Still, mid-band spectrum is expected to drive 5G network rollouts. That sentiment is reflected in bidding during the FCC’s ongoing C-band auction, which attracted 57 potential bidders and has exceeded $75 billion. Per Bloomberg, the previous highest-earning FCC auction drew nearly $45 billion in bids in 2015.

The spirited bidding “could send carriers like Verizon Communications Inc. and AT&T Inc. to the debt market to finance” their spectrum purchases because “the airwaves are expected to drive a years-long surge of profits when deployed for next-generation mobile devices, autonomous vehicles, health-care equipment and manufacturing facilities,” reports Bloomberg.

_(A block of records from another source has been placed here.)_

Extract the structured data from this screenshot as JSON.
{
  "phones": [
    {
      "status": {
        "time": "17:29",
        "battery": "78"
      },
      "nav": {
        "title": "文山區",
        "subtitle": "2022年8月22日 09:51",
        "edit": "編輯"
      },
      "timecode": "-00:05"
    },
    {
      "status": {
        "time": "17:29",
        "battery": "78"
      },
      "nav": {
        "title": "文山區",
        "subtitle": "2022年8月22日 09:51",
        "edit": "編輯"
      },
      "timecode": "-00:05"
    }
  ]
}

Related, in late December, “a group of 23 operators and cellular infrastructure providers, cheer-led by the GSMA, made what amounts to a power-grab for the crucial 5925 MHz to 7125 MHz portion of the 6GHz spectrum,” reports EE Times. The 5G advocates seemingly are looking to reverse – or at least delay – policy decisions granting Wi-Fi principal use of the 6 GHz spectrum in both the U.S. and the EU.

In the U.S., the FCC already has proposed draft rules that would allocate parts of the 6GHz spectrum to Wi-Fi use, while the European Conference of Postal and Telecommunications Administrations (CEPT) has allocated the lower segment of the 6 GHz spectrum (between 5925 MHz and 6425 MHz) “for licence-exempt Wi-Fi… from late 2021,” reports EE Times, whose report adds that Brazil, Argentina, and some other Latin American countries “have already started consultations about the use of 6 GHz for Wi-Fi.”

Wading into the realm of 5G conspiracy theories, numerous outlets have reported the tale of an Italian Twitter who exposed last week that a diagram circulating online -- alleged to be a “5G chip” that will piggyback into people’s bodies on the COVID-19 vaccine – actually depicts a guitar pedal (used to alter the sound of a guitar running through an amplifier – in this case, the Boss Metal Zone MT-2 guitar pedal).

In more somber news, 5G conspiracy theories appear to have been one of the motivations behind a Christmas day suicide bombing in Nashville. Per Business Insider, Anthony Quinn Warner, who the FBI says was responsible for the bombing, may have believed 5G was responsible for his father's death, leading him to target an AT&T building in Nashville “as a means of striking against telecommunications giants.”

Warner was inside the vehicle rigged to explode and is believed to be the event’s only fatality. BI reports the blast injured three other people and damaged 41 buildings.